About Ferenc Krausz#
Ferenc Krausz is a director at the Max Planck Institute of Quantum Optics and a professor of experimental physics at the Ludwig Maximilian University of Munich in Germany.
Ferenc Krausz was born in Mor, Hungary. He was awarded his M. S. in Electrical Engineering at Budapest University of Technology in 1985, his Ph. D. in Quantum Electronics at Vienna University of Technology in 1991, and his "Habilitation" degree in the same field at the same university in 1993. He joined the Department of Electrical Engineering as an Associate Professor in 1998 and became Full Professor in the same department in 1999. In 2003 he was appointed Director of the Max-Planck-Institut für Quantenoptik in Garching, Germany, and since October 2004 he has also been Professor of Physics and Chair of Experimental Physics at Ludwig-Maximilians-Universität München.

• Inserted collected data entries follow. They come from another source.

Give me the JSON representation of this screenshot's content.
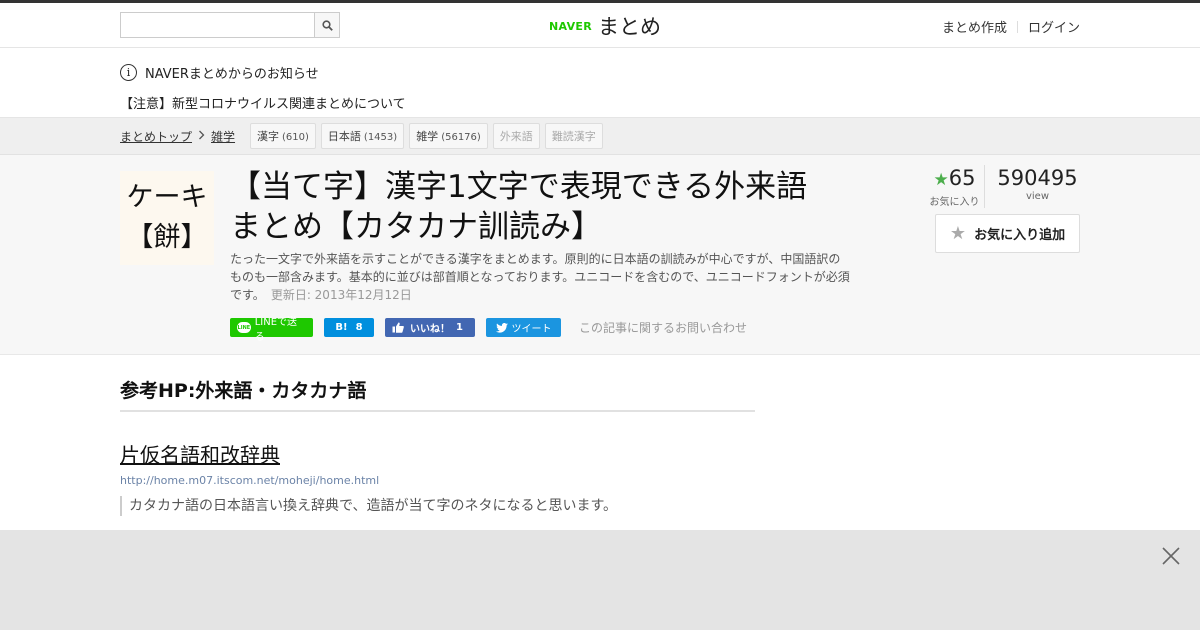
{
  "header": {
    "search": {
      "placeholder": "",
      "value": ""
    },
    "logo_brand": "NAVER",
    "logo_text": "まとめ",
    "links": [
      "まとめ作成",
      "ログイン"
    ]
  },
  "notice": {
    "title": "NAVERまとめからのお知らせ",
    "item": "【注意】新型コロナウイルス関連まとめについて"
  },
  "breadcrumb": {
    "items": [
      "まとめトップ",
      "雑学"
    ],
    "tags": [
      {
        "label": "漢字",
        "count": "(610)"
      },
      {
        "label": "日本語",
        "count": "(1453)"
      },
      {
        "label": "雑学",
        "count": "(56176)"
      },
      {
        "label": "外来語",
        "count": ""
      },
      {
        "label": "難読漢字",
        "count": ""
      }
    ]
  },
  "article": {
    "thumb_line1": "ケーキ",
    "thumb_line2": "【餅】",
    "title_line1": "【当て字】漢字1文字で表現できる外来語",
    "title_line2": "まとめ【カタカナ訓読み】",
    "description": "たった一文字で外来語を示すことができる漢字をまとめます。原則的に日本語の訓読みが中心ですが、中国語訳のものも一部含みます。基本的に並びは部首順となっております。ユニコードを含むので、ユニコードフォントが必須です。",
    "updated": "更新日: 2013年12月12日",
    "share": {
      "line": "LINEで送る",
      "hatena_label": "B!",
      "hatena_count": "8",
      "fb_label": "いいね！",
      "fb_count": "1",
      "tweet": "ツイート",
      "contact": "この記事に関するお問い合わせ"
    },
    "stats": {
      "favorites": "65",
      "favorites_label": "お気に入り",
      "views": "590495",
      "views_label": "view"
    },
    "fav_button": "お気に入り追加"
  },
  "content": {
    "heading": "参考HP:外来語・カタカナ語",
    "link_title": "片仮名語和改辞典",
    "link_url": "http://home.m07.itscom.net/moheji/home.html",
    "quote": "カタカナ語の日本語言い換え辞典で、造語が当て字のネタになると思います。"
  },
  "colors": {
    "brand_green": "#1ec800",
    "star_green": "#4cae4c",
    "hatena_blue": "#008fde",
    "facebook_blue": "#4267b2",
    "twitter_blue": "#1b95e0"
  },
  "icons": [
    "search-icon",
    "info-icon",
    "chevron-right-icon",
    "star-icon",
    "line-icon",
    "thumbs-up-icon",
    "twitter-bird-icon",
    "close-icon"
  ]
}
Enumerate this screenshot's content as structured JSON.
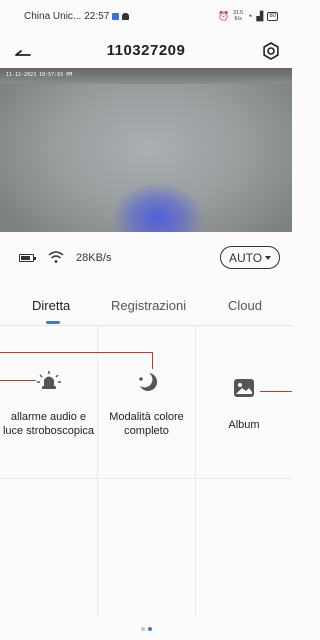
{
  "status_bar": {
    "carrier": "China Unic...",
    "time": "22:57",
    "net_speed_value": "31.5",
    "net_speed_unit": "K/s",
    "battery": "80"
  },
  "header": {
    "title": "110327209"
  },
  "video": {
    "timestamp": "11-12-2023 10:57:03 PM"
  },
  "info_bar": {
    "speed": "28KB/s",
    "quality_button": "AUTO"
  },
  "tabs": [
    {
      "label": "Diretta",
      "active": true
    },
    {
      "label": "Registrazioni",
      "active": false
    },
    {
      "label": "Cloud",
      "active": false
    }
  ],
  "features": [
    {
      "label_line1": "allarme audio e",
      "label_line2": "luce stroboscopica",
      "icon": "siren-icon"
    },
    {
      "label_line1": "Modalità colore",
      "label_line2": "completo",
      "icon": "moon-star-icon"
    },
    {
      "label_line1": "Album",
      "label_line2": "",
      "icon": "image-icon"
    }
  ],
  "colors": {
    "accent": "#3b7ccf",
    "annotation_red": "#c0392b",
    "icon_gray": "#555555"
  }
}
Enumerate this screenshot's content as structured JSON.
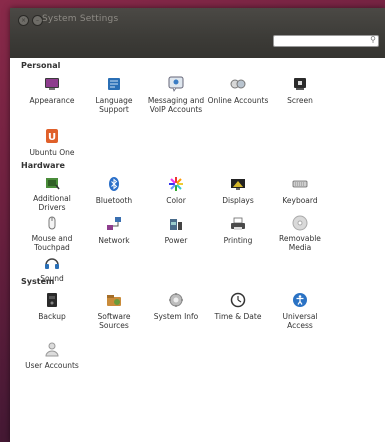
{
  "window": {
    "title": "System Settings",
    "search_placeholder": ""
  },
  "sections": [
    {
      "title": "Personal",
      "items": [
        {
          "label": "Appearance",
          "icon": "appearance-icon"
        },
        {
          "label": "Language Support",
          "icon": "language-icon"
        },
        {
          "label": "Messaging and VoIP Accounts",
          "icon": "messaging-icon"
        },
        {
          "label": "Online Accounts",
          "icon": "online-accounts-icon"
        },
        {
          "label": "Screen",
          "icon": "screen-icon"
        },
        {
          "label": "Ubuntu One",
          "icon": "ubuntu-one-icon"
        }
      ]
    },
    {
      "title": "Hardware",
      "items": [
        {
          "label": "Additional Drivers",
          "icon": "drivers-icon"
        },
        {
          "label": "Bluetooth",
          "icon": "bluetooth-icon"
        },
        {
          "label": "Color",
          "icon": "color-icon"
        },
        {
          "label": "Displays",
          "icon": "displays-icon"
        },
        {
          "label": "Keyboard",
          "icon": "keyboard-icon"
        },
        {
          "label": "Mouse and Touchpad",
          "icon": "mouse-icon"
        },
        {
          "label": "Network",
          "icon": "network-icon"
        },
        {
          "label": "Power",
          "icon": "power-icon"
        },
        {
          "label": "Printing",
          "icon": "printer-icon"
        },
        {
          "label": "Removable Media",
          "icon": "removable-media-icon"
        },
        {
          "label": "Sound",
          "icon": "sound-icon"
        }
      ]
    },
    {
      "title": "System",
      "items": [
        {
          "label": "Backup",
          "icon": "backup-icon"
        },
        {
          "label": "Software Sources",
          "icon": "software-sources-icon"
        },
        {
          "label": "System Info",
          "icon": "system-info-icon"
        },
        {
          "label": "Time & Date",
          "icon": "clock-icon"
        },
        {
          "label": "Universal Access",
          "icon": "universal-access-icon"
        },
        {
          "label": "User Accounts",
          "icon": "user-accounts-icon"
        }
      ]
    }
  ]
}
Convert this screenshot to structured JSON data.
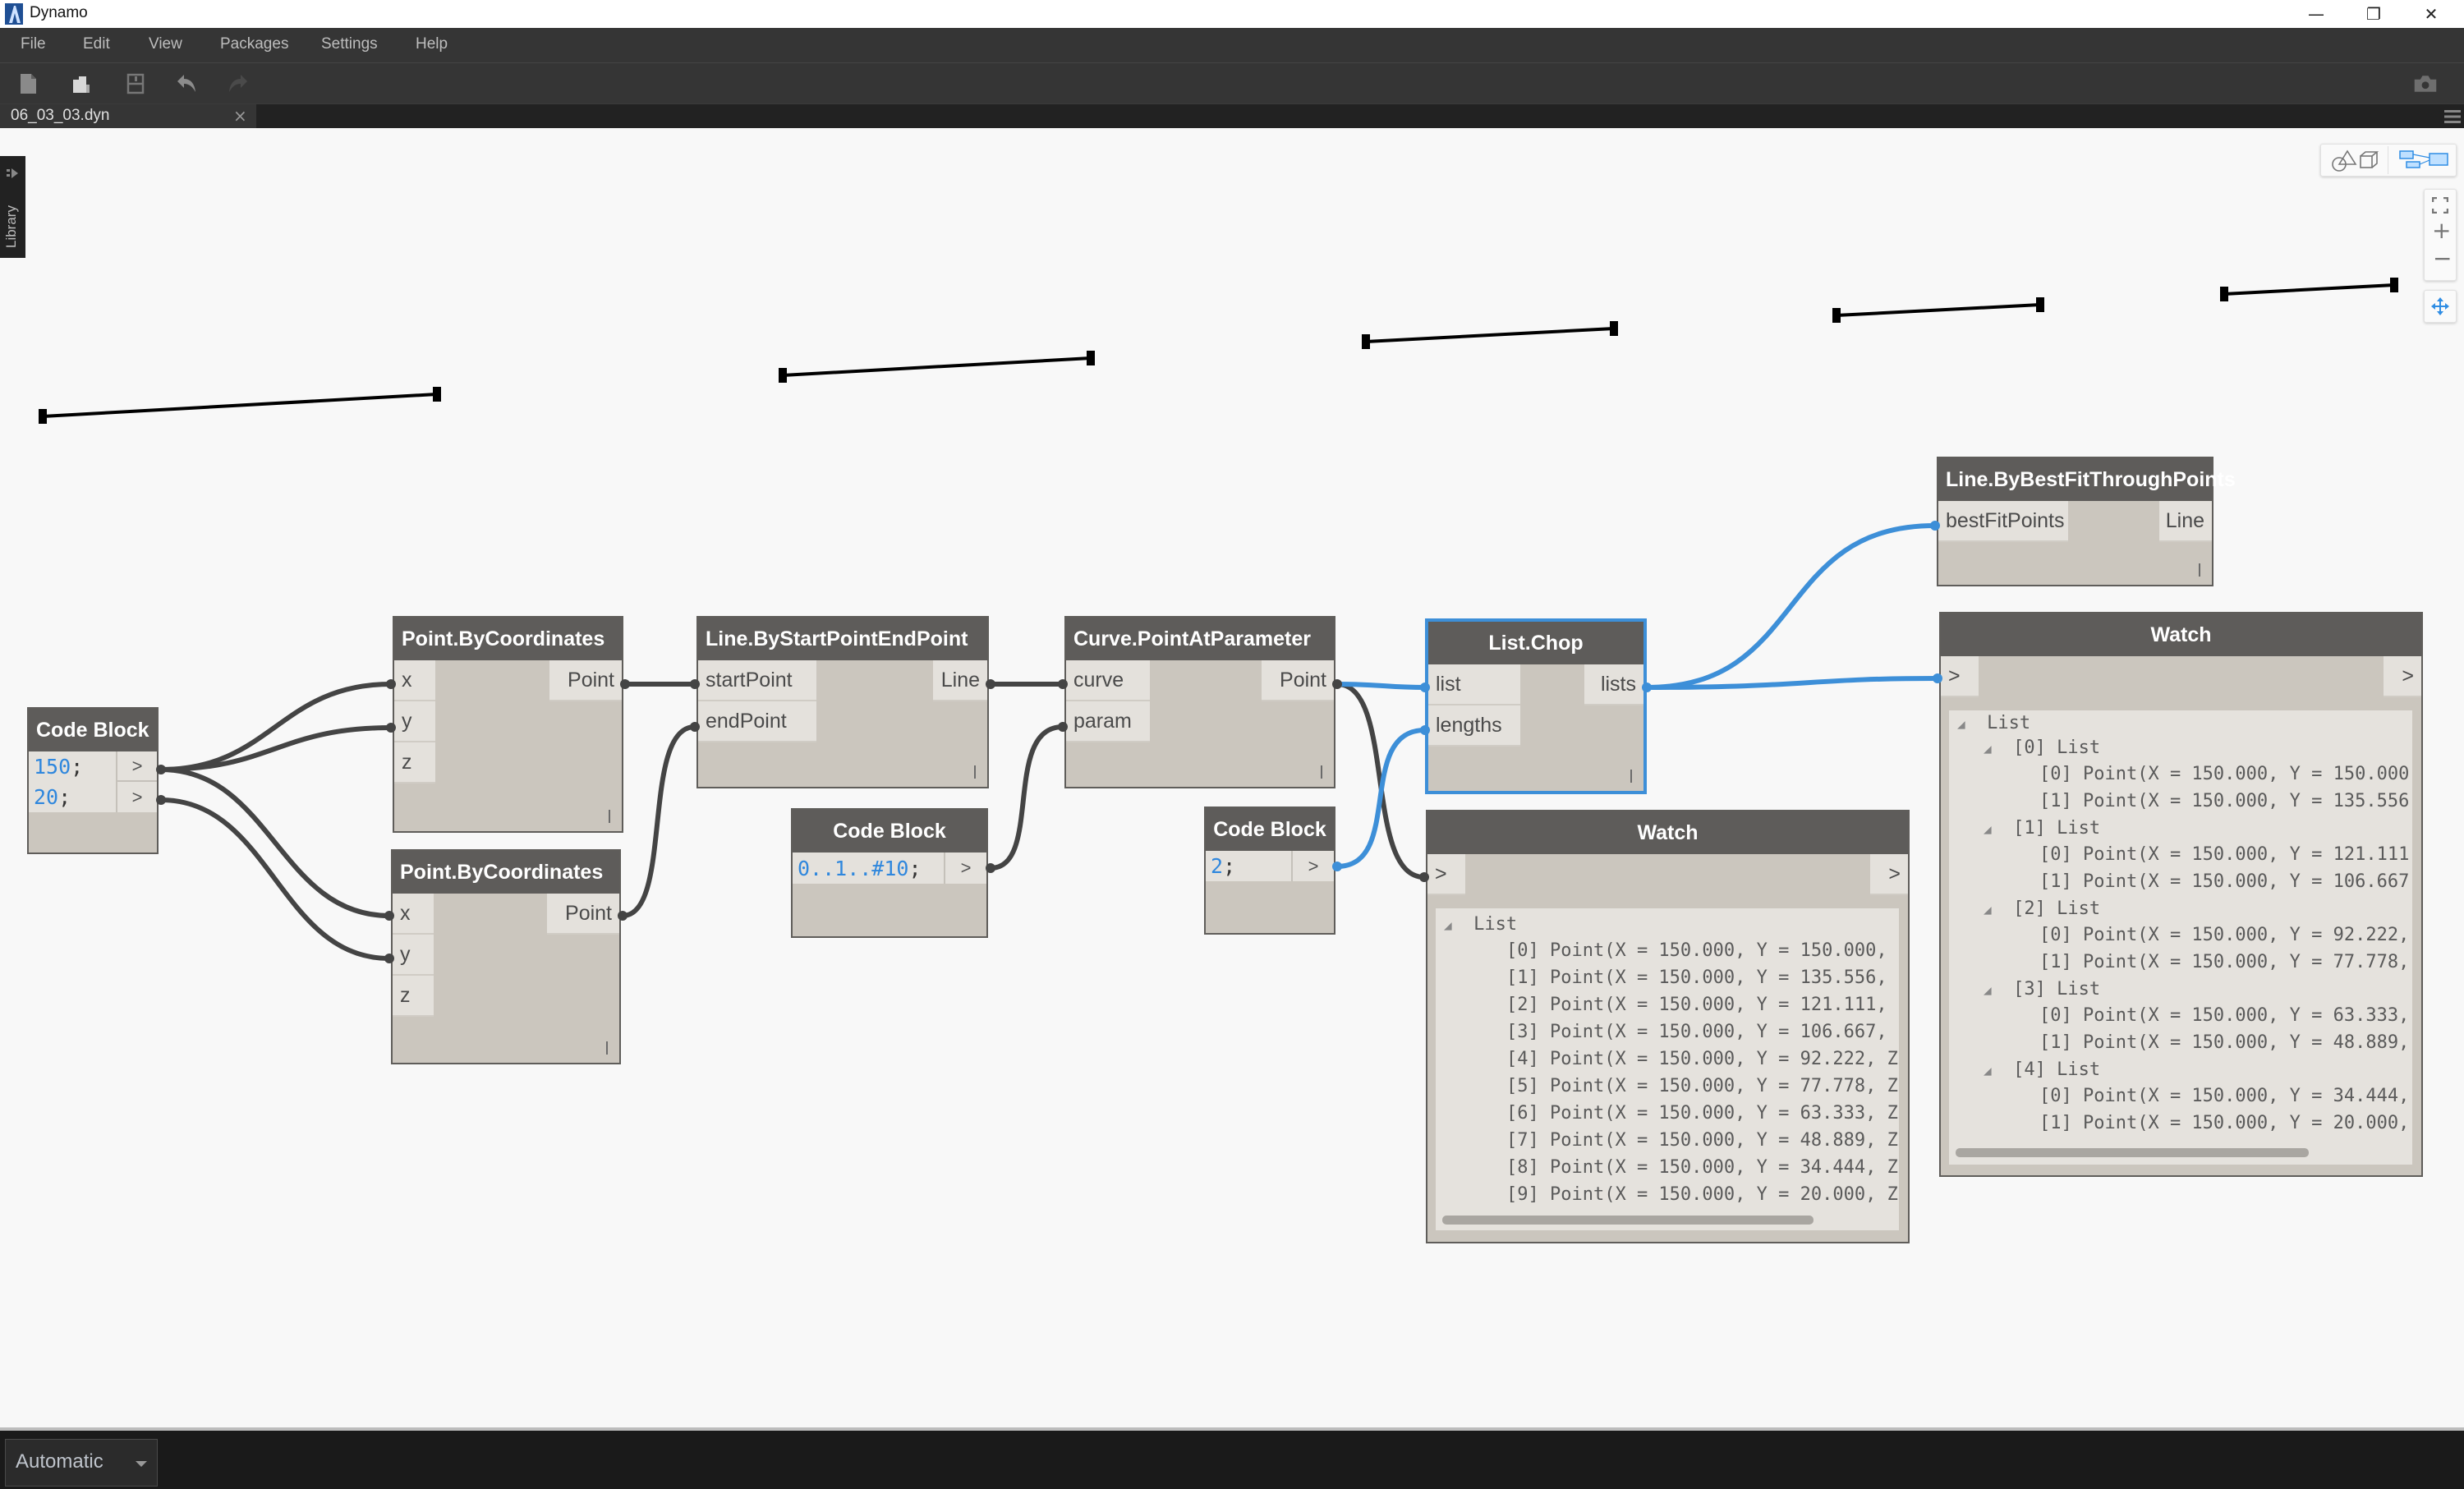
{
  "window": {
    "title": "Dynamo",
    "controls": {
      "minimize": "—",
      "restore": "❐",
      "close": "✕"
    }
  },
  "menu": [
    "File",
    "Edit",
    "View",
    "Packages",
    "Settings",
    "Help"
  ],
  "toolbar": {
    "icons": [
      "new-file-icon",
      "open-file-icon",
      "save-icon",
      "undo-icon",
      "redo-icon",
      "screenshot-camera-icon"
    ]
  },
  "tabs": [
    {
      "label": "06_03_03.dyn",
      "close": "×",
      "active": true
    }
  ],
  "library": {
    "label": "Library"
  },
  "view_controls": {
    "geometry_view": "geometry-view-icon",
    "graph_view": "graph-view-icon",
    "zoom_fit": "zoom-to-fit-icon",
    "zoom_in": "+",
    "zoom_out": "−",
    "pan": "pan-icon"
  },
  "colors": {
    "wire_default": "#444444",
    "wire_selected": "#3d8fd8",
    "node_header": "#5e5c5a",
    "node_body": "#cbc6be",
    "code_number": "#2f87dd"
  },
  "nodes": {
    "code_block_1": {
      "title": "Code Block",
      "lines": [
        {
          "value": "150",
          "semi": ";"
        },
        {
          "value": "20",
          "semi": ";"
        }
      ],
      "output": ">"
    },
    "point_by_coords_1": {
      "title": "Point.ByCoordinates",
      "inputs": [
        "x",
        "y",
        "z"
      ],
      "output": "Point"
    },
    "point_by_coords_2": {
      "title": "Point.ByCoordinates",
      "inputs": [
        "x",
        "y",
        "z"
      ],
      "output": "Point"
    },
    "line_by_start_end": {
      "title": "Line.ByStartPointEndPoint",
      "inputs": [
        "startPoint",
        "endPoint"
      ],
      "output": "Line"
    },
    "code_block_2": {
      "title": "Code Block",
      "lines": [
        {
          "value": "0..1..#10",
          "semi": ";"
        }
      ],
      "output": ">"
    },
    "curve_point_at_param": {
      "title": "Curve.PointAtParameter",
      "inputs": [
        "curve",
        "param"
      ],
      "output": "Point"
    },
    "code_block_3": {
      "title": "Code Block",
      "lines": [
        {
          "value": "2",
          "semi": ";"
        }
      ],
      "output": ">"
    },
    "list_chop": {
      "title": "List.Chop",
      "inputs": [
        "list",
        "lengths"
      ],
      "output": "lists",
      "selected": true
    },
    "line_best_fit": {
      "title": "Line.ByBestFitThroughPoints",
      "inputs": [
        "bestFitPoints"
      ],
      "output": "Line"
    },
    "watch_1": {
      "title": "Watch",
      "input": ">",
      "output": ">",
      "root": "List",
      "items": [
        "[0] Point(X = 150.000, Y = 150.000,",
        "[1] Point(X = 150.000, Y = 135.556,",
        "[2] Point(X = 150.000, Y = 121.111,",
        "[3] Point(X = 150.000, Y = 106.667,",
        "[4] Point(X = 150.000, Y = 92.222, Z",
        "[5] Point(X = 150.000, Y = 77.778, Z",
        "[6] Point(X = 150.000, Y = 63.333, Z",
        "[7] Point(X = 150.000, Y = 48.889, Z",
        "[8] Point(X = 150.000, Y = 34.444, Z",
        "[9] Point(X = 150.000, Y = 20.000, Z"
      ]
    },
    "watch_2": {
      "title": "Watch",
      "input": ">",
      "output": ">",
      "root": "List",
      "groups": [
        {
          "label": "[0] List",
          "items": [
            "[0] Point(X = 150.000, Y = 150.000",
            "[1] Point(X = 150.000, Y = 135.556"
          ]
        },
        {
          "label": "[1] List",
          "items": [
            "[0] Point(X = 150.000, Y = 121.111",
            "[1] Point(X = 150.000, Y = 106.667"
          ]
        },
        {
          "label": "[2] List",
          "items": [
            "[0] Point(X = 150.000, Y = 92.222,",
            "[1] Point(X = 150.000, Y = 77.778,"
          ]
        },
        {
          "label": "[3] List",
          "items": [
            "[0] Point(X = 150.000, Y = 63.333,",
            "[1] Point(X = 150.000, Y = 48.889,"
          ]
        },
        {
          "label": "[4] List",
          "items": [
            "[0] Point(X = 150.000, Y = 34.444,",
            "[1] Point(X = 150.000, Y = 20.000,"
          ]
        }
      ]
    }
  },
  "preview_geometry": {
    "type": "lines",
    "count": 5
  },
  "run_mode": {
    "selected": "Automatic"
  }
}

His research includes nonlinear light-matter interactions, ultrashort light pulse generation from the infrared to the X-ray spectral range, and studies of ultrafast microscopic processes. By using chirped multilayer mirrors, his group made intense light pulses comprising merely a few wave cycles available for a wide range of applications and utilized them for pushing the frontiers of ultrafast science into the attosecond regime. His most recent research direction in attosecond physics is the control and real-time observation of the atomic-scale motion of electrons and the development of brilliant X-ray and charged-particle sources for applications in physics and biomedicine. He co-founded Femtolasers GmbH, a Vienna-based company specializing in Ti:sapphire femtosecond laser sources and initiated Ultrafast Innovations GmbH, a joint venture of the Max Planck Society and the Ludwig-Maximilian-Universität München making cutting-edge ultrafast technologies available to research groups all over the world. Moreover, he has co-initiated and been a driving force behind several Pan-European research endeavours and collaborative research actions such as the LASERLAB Europe and several Maie Curie-networks, as well as the large-scale infrastructure Extreme Light Infrastructure (ELI).